Carter was one of three children of John Nicholas Brown II and Anne Seddon Kinsolving Brown; all were born around the time of the Great Depression, and benefitted from yachting expeditions and Scottish nannies. An “instinctive eclectic” from a young age, Carter spent his early years around Newport, Fisher Island, and various boarding schools, rubbing elbows with the northeast’s most moneyed minors, their names impossibly Waspy, oozing Roman numerals. His youthful penchant for playing the impresario was matched only by a love of sports, but Carter was very bad at sports, and so he adjusted his goals accordingly. In 1961 he became an assistant to the previous director of the National Gallery, John Walker, during which time he appointed a public relations officer for the museum and persuaded a few seasoned journalists to report on its affairs.

The title of Harris’s book signals two powerful forces at play in Brown’s life and career—the nation’s capital and the kind that makes the world go round. The bulk of this book is swept up in the intrigue of art acquisition.
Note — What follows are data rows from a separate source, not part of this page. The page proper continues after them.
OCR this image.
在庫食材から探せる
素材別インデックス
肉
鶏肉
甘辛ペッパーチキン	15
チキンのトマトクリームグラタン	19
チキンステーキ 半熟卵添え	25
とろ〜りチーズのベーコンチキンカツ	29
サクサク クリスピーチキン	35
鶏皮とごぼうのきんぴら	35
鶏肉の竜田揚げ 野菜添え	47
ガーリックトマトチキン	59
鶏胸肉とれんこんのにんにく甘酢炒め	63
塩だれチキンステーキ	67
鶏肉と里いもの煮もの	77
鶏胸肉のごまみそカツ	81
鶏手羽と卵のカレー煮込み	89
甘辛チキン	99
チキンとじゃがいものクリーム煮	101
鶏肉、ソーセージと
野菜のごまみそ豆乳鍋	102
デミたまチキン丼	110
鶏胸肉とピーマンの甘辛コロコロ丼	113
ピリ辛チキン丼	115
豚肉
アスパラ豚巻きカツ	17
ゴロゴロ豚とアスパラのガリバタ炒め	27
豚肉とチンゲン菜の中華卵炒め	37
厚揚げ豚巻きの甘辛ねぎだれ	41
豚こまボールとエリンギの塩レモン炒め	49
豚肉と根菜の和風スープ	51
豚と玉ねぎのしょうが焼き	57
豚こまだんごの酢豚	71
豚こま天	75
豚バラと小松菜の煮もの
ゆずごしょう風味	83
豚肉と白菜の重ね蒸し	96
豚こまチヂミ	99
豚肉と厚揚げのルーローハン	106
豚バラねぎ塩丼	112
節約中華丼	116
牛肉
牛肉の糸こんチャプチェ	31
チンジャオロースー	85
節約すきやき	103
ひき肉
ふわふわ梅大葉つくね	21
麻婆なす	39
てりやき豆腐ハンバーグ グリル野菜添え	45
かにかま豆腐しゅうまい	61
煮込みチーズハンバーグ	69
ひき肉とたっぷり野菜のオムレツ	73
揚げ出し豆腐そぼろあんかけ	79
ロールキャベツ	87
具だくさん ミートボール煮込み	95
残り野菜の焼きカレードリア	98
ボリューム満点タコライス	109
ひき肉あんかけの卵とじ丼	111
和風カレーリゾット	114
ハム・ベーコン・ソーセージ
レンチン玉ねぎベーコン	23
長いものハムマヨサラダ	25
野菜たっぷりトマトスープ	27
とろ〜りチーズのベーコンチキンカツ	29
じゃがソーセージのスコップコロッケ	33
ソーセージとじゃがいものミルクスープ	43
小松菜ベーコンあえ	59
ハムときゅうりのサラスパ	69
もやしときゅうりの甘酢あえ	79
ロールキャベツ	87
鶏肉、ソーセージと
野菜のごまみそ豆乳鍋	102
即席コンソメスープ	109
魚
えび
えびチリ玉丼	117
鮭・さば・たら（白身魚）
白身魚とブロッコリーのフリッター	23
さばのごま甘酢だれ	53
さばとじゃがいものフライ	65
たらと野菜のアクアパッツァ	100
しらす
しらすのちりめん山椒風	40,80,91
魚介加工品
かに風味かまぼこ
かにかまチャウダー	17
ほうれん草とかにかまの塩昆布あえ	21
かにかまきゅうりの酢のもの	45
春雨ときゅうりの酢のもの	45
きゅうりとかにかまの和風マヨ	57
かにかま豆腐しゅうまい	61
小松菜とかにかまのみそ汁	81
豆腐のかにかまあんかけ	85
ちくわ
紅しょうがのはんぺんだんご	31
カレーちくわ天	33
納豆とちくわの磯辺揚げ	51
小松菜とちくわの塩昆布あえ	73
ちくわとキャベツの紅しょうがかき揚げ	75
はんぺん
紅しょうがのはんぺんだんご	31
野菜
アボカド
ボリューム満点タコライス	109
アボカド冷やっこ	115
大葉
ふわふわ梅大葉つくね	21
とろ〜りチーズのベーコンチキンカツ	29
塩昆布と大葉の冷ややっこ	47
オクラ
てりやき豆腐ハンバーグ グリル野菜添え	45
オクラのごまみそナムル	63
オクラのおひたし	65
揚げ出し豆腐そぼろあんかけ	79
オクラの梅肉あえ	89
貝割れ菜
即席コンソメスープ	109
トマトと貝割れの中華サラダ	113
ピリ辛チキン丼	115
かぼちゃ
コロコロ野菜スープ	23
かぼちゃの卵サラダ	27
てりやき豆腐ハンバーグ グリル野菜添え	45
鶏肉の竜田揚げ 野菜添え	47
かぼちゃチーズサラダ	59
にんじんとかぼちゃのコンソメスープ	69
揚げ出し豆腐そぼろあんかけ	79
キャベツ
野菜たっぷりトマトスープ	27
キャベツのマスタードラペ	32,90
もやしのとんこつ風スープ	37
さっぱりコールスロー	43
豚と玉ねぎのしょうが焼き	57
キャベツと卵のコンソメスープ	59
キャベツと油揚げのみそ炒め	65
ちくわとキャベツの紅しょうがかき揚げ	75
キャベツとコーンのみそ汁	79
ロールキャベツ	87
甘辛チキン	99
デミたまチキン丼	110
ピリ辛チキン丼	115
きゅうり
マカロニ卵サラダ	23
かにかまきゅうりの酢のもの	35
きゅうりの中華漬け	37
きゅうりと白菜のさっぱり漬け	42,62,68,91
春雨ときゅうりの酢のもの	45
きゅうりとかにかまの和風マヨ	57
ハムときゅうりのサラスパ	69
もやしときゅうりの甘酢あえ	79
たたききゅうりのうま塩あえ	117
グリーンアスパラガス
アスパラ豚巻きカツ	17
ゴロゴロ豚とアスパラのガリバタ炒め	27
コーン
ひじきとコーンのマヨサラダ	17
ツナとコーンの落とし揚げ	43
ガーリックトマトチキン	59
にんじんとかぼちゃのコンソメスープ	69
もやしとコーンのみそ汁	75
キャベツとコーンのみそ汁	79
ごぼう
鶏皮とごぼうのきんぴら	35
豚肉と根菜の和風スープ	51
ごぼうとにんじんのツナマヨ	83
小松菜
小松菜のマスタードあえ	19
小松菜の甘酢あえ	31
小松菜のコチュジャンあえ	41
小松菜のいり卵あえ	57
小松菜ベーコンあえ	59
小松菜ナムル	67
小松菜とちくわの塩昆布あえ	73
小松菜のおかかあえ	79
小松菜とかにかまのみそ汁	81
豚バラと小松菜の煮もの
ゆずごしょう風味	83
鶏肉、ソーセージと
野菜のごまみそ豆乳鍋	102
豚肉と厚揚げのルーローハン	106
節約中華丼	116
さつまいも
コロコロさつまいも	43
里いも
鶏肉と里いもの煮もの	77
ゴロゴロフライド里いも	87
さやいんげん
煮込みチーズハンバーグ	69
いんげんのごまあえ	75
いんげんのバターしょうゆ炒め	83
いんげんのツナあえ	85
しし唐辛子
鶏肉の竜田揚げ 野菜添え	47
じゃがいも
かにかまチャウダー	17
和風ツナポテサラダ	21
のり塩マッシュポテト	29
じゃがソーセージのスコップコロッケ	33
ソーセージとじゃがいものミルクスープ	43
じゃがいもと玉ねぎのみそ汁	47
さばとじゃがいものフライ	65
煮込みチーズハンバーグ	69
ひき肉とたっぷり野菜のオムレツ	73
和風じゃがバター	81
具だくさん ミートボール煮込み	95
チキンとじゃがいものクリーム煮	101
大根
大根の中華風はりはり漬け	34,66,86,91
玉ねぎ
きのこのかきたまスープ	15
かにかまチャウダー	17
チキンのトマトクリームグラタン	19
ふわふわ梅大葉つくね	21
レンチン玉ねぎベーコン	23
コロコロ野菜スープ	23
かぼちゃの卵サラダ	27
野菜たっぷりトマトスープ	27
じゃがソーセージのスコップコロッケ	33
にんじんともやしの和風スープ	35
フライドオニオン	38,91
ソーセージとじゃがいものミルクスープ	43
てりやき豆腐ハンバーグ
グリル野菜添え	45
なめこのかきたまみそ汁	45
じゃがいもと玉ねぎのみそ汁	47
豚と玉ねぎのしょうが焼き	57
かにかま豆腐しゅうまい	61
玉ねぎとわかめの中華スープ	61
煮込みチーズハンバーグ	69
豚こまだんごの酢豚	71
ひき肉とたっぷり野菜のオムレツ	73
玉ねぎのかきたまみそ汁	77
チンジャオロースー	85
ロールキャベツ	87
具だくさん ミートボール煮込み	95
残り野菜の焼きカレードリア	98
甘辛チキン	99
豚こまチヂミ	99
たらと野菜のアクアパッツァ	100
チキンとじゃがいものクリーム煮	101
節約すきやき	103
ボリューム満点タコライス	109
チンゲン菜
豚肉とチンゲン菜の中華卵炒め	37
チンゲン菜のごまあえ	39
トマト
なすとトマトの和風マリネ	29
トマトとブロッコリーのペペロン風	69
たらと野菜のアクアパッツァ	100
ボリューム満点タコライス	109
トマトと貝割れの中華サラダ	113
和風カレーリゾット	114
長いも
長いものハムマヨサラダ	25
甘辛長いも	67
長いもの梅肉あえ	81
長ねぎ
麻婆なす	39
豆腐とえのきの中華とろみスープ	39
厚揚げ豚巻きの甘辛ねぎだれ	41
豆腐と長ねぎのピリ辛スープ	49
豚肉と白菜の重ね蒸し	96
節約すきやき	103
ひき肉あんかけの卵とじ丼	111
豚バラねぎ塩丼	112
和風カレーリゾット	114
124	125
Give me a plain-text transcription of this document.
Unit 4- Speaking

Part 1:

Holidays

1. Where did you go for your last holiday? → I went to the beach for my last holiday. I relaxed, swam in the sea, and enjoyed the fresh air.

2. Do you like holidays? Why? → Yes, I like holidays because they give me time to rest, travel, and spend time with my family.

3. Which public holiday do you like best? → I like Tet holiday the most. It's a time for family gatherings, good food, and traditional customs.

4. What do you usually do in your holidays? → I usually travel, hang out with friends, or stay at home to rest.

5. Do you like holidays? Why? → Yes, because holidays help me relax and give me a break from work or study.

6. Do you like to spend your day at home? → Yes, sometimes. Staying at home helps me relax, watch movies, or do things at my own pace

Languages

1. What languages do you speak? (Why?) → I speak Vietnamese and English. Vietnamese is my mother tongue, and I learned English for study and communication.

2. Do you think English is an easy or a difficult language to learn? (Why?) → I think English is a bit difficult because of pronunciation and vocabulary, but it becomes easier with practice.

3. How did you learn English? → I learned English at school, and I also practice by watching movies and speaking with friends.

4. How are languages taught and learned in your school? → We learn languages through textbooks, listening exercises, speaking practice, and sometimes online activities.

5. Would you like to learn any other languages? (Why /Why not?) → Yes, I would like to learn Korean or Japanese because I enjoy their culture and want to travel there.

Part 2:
There are ruthless battles fought over Leonardo da Vinci’s Ginevra de’ Benci, and high-pressure appeals to Control Data, Mobil, IBM, and the British royal family, among others, for funds and furnishings. The rest of the book is reserved for stories about how, with his good looks, charm, and trust fund, Carter befriended everyone in Washington from the Kennedys to Nancy Reagan, and how changes in the urban landscape, such as the expansion of the Washington Metro in the early 70s, affected the fate of the National Gallery. As for the “culture” in Capital Culture, readers should keep in mind that this is a heavy book with a slender frame. It’s a book about money, politics, and art; it is not a social critique, and it is not really about anyone aside from a handful of wealthy white men. Capital Culture is more like an impressive guide, without a clear political agenda, which details many dramatic and beautiful things. Who could object?